Наська присмотрелась. Икон и в самом деле не было, лишь белели пятна по сторонам угла да на фанерном угольнике торчал запылившийся огарок свечи.

— Мы же православные, зачем нам другая вера? — с суеверным испугом прошептала Наська.

— Брат Василий говорит, что иконы и церкви мешают человеку прямо к богу обращаться. А вера та же, понимаешь, только без попов и реликвий.

Опустив глаза, Наська уставилась на волосатые худые руки Ивана, нервно сцепленные пальцы, похрустывавшие суставами, на рукава заношенной солдатской гимнастерки с медными, почерневшими пуговицами.

— Еще брат Василий говорит: тело — дом души, а надо обратить его в храм святого духа на земле. Не очень понятно мне, но как-то это божественно, даже знобко делается. — Голос Ивана звучал смиренно, глаза поблескивали сухо, горячечно.

Наська сказала:

— Какой-то ты неустойчивый, Ваня.

— Мне про это толковал комвзвода в армии. «Ты, — говорит, — Коржов, как медуза — под любую воду подстраиваешься». Он не любил меня. Я — «средний», вперед не лез и в отстающих не числился.

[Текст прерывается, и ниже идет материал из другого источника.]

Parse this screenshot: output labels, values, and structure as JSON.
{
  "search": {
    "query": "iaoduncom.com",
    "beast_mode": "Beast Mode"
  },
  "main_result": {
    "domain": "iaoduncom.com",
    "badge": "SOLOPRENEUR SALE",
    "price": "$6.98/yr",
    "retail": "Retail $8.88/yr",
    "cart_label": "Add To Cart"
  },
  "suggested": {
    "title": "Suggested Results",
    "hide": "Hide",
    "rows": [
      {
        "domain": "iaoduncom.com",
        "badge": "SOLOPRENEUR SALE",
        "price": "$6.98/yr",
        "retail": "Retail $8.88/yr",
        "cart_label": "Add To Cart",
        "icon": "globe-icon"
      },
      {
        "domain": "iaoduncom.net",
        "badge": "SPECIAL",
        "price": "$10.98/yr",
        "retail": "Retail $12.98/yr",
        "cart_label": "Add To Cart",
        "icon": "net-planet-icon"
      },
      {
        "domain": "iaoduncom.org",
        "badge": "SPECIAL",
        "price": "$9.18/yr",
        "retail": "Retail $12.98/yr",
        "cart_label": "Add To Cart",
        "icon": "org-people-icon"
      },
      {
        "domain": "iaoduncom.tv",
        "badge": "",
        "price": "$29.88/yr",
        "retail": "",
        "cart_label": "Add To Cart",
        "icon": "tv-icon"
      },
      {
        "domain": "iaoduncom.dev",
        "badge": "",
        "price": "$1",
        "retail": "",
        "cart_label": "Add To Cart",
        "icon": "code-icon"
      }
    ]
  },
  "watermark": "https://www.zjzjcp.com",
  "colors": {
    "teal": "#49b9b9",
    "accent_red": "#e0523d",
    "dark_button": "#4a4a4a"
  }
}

Чудак-человек, а может, мне так и нравится, может, у меня здоровья нет вперед всех окоп выкопать. Да мало ли чего.

За дверью послышался голос Валентины, она тяжело прошагала в кухню, загремела посудой. Следом мягко, что-то певуче наговаривая, прошел брат Василий. На кухне они начали о чем-то говорить, переругиваться. Валентина — громко, брат Василий — тихо, похихикивая. Потом снова послышались шаги, легкие, скользящие, чуть скрипнула в передней дверь, и вошел брат Василий.